The Father of Newgrass and King of Telluride has long since established himself as roots royalty, revered for both his solo and sideman work, which includes time with Harris, Lyle Lovett, and Béla Fleck. But instead of kicking back and soaking up honors such as an Americana Music Association Lifetime Achievement Award and suite of Grammys and International Bluegrass Music Association trophies, Bush still strives relentlessly to create something new. Raised on a farm just outside of Bowling Green, Kentucky, Bush grew up plowing tobacco fields in the Southern summer heat alongside his family. He started playing mandolin when he was 11 years old. “I believe growing up on a farm probably helped me channel my energy into learning music and being so interested in it,” Bush says. “Me and my sisters, we all loved it. I’ve often wondered if that’s because growing up on a farm, you couldn’t go ride your bike all over town and horse around like the other kids.”
For Bush, a lifetime of channeling his energy has led to stylistic innovations that have changed the course of bluegrass and roots music alike.
Bush took about four years to record the latest installment in that legacy. “It’s still important to me that all of the songs fit together on an album,” he says. “I’m well aware that people buy individual tracks digitally, and that’s good. But I still think of it as an album- a body of work. And I’m really satisfied with these songs. It’s taken a while, but I sure am happy with them.”

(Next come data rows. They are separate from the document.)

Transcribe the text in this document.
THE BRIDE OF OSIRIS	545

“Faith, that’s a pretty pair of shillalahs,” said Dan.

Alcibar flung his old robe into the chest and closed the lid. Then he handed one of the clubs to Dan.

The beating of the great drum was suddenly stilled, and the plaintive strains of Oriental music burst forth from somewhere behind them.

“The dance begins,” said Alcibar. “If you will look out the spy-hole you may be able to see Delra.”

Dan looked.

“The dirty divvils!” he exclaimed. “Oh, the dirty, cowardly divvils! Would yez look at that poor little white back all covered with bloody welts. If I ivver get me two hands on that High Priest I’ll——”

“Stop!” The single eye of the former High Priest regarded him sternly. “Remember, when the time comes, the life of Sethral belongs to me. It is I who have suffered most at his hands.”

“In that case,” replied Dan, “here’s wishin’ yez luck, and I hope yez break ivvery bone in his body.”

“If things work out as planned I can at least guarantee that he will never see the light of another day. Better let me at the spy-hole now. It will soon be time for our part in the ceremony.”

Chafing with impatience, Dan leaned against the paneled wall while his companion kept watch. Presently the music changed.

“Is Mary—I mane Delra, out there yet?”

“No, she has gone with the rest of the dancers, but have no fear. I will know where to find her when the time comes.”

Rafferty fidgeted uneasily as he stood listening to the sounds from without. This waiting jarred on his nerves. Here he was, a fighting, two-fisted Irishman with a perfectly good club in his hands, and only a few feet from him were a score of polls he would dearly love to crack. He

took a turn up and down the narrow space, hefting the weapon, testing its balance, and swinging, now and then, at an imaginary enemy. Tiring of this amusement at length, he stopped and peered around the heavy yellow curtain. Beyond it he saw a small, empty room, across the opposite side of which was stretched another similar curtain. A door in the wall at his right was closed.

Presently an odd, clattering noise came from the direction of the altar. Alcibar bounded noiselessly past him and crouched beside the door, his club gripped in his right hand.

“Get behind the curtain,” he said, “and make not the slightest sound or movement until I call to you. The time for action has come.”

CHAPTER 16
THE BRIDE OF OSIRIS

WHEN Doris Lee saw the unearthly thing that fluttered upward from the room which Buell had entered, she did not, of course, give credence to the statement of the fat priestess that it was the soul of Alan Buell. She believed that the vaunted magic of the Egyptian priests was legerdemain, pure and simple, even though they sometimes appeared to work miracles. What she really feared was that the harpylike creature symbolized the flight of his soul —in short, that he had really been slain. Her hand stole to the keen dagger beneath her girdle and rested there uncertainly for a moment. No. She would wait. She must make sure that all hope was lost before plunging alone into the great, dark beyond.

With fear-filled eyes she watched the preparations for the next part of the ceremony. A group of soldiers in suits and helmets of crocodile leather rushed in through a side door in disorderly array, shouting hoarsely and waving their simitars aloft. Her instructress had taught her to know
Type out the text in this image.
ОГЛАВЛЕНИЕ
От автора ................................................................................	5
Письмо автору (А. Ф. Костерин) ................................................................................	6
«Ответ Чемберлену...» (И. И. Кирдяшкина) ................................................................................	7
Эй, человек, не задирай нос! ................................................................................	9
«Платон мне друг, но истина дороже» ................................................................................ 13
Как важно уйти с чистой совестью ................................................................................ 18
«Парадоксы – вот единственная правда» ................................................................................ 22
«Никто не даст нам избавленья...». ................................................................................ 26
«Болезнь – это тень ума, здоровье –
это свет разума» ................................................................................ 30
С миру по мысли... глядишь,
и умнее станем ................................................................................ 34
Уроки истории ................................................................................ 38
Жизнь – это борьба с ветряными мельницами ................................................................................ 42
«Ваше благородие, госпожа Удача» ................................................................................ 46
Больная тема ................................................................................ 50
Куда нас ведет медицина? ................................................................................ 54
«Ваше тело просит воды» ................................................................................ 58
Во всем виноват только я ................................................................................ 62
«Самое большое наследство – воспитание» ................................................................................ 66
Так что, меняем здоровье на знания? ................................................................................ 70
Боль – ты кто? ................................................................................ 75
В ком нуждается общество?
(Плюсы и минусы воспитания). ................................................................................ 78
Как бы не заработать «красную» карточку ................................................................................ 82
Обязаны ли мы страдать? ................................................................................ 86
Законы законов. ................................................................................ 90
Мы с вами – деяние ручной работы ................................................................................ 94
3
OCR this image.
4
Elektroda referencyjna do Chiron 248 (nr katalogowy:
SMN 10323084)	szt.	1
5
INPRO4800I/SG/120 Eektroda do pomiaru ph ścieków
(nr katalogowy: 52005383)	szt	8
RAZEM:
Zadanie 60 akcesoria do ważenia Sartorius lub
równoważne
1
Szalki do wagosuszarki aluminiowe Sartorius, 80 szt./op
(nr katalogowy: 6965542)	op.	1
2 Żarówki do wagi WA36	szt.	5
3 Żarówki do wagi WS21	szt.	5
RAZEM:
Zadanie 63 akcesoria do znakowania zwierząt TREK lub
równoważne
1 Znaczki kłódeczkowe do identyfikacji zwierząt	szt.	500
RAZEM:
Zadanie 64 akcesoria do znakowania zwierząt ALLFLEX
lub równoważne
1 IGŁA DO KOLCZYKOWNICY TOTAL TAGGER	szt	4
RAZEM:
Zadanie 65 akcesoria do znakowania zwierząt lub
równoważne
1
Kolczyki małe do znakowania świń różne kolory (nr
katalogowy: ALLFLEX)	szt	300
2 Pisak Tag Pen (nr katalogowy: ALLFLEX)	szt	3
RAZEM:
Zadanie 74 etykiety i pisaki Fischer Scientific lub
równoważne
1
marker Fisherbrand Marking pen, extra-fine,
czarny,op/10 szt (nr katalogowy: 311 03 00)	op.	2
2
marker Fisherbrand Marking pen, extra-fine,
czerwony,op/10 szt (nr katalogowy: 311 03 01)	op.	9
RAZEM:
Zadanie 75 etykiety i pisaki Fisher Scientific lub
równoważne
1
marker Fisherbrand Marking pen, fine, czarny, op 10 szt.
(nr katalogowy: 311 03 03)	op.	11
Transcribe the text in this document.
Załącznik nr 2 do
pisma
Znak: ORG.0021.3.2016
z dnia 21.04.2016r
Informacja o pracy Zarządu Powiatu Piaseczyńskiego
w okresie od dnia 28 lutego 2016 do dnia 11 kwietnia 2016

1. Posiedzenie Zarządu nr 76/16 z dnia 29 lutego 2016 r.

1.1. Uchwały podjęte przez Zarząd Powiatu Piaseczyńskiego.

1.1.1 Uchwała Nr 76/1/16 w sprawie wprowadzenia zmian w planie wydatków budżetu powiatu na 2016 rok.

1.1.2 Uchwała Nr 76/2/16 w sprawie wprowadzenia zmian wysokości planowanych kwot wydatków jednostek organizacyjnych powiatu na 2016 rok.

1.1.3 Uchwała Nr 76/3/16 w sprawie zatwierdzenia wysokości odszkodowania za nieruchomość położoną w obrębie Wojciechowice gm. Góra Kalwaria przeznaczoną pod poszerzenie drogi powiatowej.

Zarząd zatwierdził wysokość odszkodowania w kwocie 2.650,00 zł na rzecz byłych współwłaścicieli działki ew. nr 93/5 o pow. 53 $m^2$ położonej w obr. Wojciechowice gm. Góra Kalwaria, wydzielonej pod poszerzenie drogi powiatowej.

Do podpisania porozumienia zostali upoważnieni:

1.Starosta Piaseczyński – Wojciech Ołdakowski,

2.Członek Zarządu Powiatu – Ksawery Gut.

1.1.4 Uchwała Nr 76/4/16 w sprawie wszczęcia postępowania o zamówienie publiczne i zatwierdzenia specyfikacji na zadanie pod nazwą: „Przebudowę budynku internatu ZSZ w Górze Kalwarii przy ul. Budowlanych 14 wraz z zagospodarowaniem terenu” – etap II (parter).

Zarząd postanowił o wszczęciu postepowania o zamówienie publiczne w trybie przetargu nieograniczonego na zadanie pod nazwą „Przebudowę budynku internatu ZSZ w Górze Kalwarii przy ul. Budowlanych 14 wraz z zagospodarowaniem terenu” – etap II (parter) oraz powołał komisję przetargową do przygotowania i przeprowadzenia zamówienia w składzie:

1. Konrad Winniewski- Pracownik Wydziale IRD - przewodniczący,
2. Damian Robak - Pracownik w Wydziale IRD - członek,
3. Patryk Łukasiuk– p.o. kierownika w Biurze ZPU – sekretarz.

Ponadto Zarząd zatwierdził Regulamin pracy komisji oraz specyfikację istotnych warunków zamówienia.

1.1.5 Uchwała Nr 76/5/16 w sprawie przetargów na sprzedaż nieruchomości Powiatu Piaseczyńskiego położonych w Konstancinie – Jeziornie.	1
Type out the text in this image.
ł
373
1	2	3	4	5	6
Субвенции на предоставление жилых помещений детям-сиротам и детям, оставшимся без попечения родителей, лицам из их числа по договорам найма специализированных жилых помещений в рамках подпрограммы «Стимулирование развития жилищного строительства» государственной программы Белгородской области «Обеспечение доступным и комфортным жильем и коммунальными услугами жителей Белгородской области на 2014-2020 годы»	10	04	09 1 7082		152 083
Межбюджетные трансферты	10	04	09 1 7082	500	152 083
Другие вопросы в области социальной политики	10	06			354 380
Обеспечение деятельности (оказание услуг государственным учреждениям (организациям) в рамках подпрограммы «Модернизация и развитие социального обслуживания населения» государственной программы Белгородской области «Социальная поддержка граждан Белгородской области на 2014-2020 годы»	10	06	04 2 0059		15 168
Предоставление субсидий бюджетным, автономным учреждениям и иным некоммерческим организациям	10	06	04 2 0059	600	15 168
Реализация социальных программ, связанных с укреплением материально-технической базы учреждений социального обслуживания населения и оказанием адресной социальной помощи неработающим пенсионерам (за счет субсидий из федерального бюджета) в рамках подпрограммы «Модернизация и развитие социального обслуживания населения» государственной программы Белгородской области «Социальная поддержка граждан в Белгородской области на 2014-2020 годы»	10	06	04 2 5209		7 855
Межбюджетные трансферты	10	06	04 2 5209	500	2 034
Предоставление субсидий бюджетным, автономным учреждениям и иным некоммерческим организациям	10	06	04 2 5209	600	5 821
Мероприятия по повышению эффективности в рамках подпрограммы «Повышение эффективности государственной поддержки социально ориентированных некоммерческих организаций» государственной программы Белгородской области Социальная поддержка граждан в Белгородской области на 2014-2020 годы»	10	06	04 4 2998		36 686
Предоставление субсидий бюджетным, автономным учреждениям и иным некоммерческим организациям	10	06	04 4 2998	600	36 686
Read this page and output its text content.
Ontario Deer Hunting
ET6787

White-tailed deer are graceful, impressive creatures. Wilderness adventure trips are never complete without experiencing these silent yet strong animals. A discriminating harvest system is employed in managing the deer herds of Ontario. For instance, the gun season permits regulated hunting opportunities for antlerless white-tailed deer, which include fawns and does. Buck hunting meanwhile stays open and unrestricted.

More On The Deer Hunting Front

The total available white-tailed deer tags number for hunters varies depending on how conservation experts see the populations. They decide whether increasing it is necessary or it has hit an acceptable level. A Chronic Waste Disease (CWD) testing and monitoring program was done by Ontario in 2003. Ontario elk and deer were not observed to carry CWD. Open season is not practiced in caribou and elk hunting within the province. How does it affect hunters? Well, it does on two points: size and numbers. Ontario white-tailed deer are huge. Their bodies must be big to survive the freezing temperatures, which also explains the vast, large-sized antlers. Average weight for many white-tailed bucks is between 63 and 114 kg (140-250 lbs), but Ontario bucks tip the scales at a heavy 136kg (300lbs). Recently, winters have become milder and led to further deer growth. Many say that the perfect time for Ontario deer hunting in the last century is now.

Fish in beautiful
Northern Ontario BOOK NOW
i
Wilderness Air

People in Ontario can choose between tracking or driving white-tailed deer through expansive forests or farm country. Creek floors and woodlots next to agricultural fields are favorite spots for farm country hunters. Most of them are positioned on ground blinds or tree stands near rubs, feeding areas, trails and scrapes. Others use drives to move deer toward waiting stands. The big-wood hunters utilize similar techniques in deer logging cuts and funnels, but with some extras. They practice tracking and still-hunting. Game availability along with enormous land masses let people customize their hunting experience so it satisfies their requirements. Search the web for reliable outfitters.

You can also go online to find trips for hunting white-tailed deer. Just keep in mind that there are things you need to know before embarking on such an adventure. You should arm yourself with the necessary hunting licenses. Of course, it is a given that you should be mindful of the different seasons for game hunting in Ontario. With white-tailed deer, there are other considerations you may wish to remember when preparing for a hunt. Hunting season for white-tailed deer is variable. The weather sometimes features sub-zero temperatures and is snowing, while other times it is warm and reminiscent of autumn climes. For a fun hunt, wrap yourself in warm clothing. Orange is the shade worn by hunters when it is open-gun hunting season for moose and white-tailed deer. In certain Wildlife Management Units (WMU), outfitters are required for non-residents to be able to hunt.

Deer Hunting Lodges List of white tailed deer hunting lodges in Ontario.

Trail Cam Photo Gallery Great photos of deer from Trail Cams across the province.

Recorded partially at Neptone Recording Studios in Destin, Florida, and Bush’s longtime go-to the Sound Emporium in Nashville, Storyman sounds like the best of friends swapping tales and jamming for the sake of jamming because that’s exactly what it is. Bush’s voice, which sounds strong and familiar throughout Storyman, is often overlooked because of the sheer ferocity of his playing- an omission that actually points to the brilliant suppleness, ease, and warmth of his vocals, which instead of drawing attention to themselves are always fully in service of the song.